DirecTV and Viacom, the cause of much boredom

Jenna Kefauver/Staff Writer

If you were watching “The Colbert Report” or “The Daily Show with Jon Stewart” on the nights of July 9 and 10 then you couldn’t avoid it.

Even housing students saw the message flashing across their TV screens on Monday and Tuesday – a warning of the impending blackout of Viacom-owned channels on DirecTV and urging those watching to call DirecTV to keep the channels. This was due to a dispute between DirecTV and Viacom over carriage fees and a contract that ended June 30.

Viacom wants to raise the price of its content by more than 30 percent, according to DirecTV. This dispute caused DirecTV customers to lose access to 26 channels, including but not limited to MTV, VH1, BET, CMT and all of its respective spin-off channels, Nickelodeon, SPIKE TV and Comedy Central.

If you live on campus and watch any of these channels, you’ve definitely been a victim of the blackout. I know I have. But is it really worth it to get these channels back?

I have DirecTV at my house and it’s already ridiculously expensive anyway so, personally, I’m glad that they aren’t raising prices by 30 percent.

Thanks, DirecTV.

But I’m also really mad that, having taken away just about 99 percent of the channels I enjoy, I’m forced to watch FitTV instead of “It’s Always Sunny in Philadelphia.”
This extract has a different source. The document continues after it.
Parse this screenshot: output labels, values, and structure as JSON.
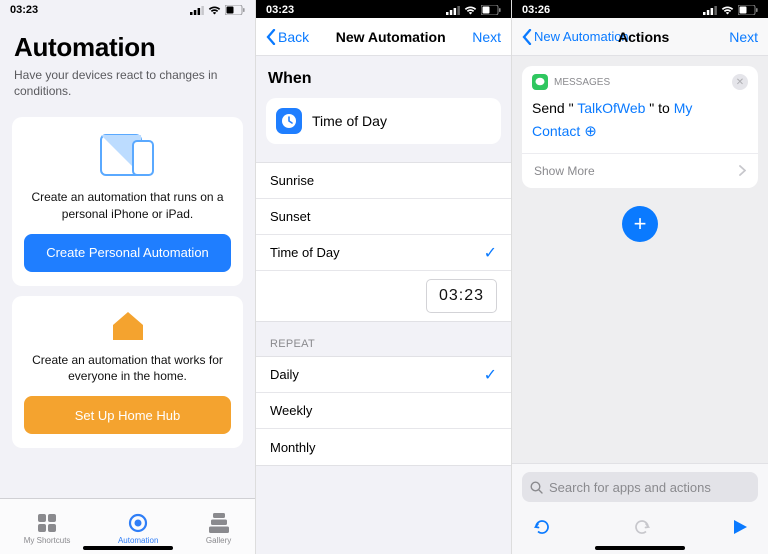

I think Viacom could do without the $1 billion increase the company would have received if DirecTV agrees to Viacom’s contract. I don’t think the CEO of Viacom is living paycheck to paycheck like many Americans. But then, it doesn’t seem like DirecTV is working very hard to negotiate Viacom’s prices, seeing as when you call the number on your screen, the recording says something grumpy along the lines of “We’re working on it,” and promptly hangs up.

Good customer service, right?

I would suggest the school invest in AT&T or Comcast, but AT&T has the worst customer service I’ve ever had the misfortune of dealing with and Comcast wasn’t much better.

But, for the time being, Viacom, get it together. Obviously, you haven’t been a bored college student stuck on campus with nothing to do, and no money to do it with. Put our channels back on the air; we don’t want to pay an extra $1 billion for channels with low ratings.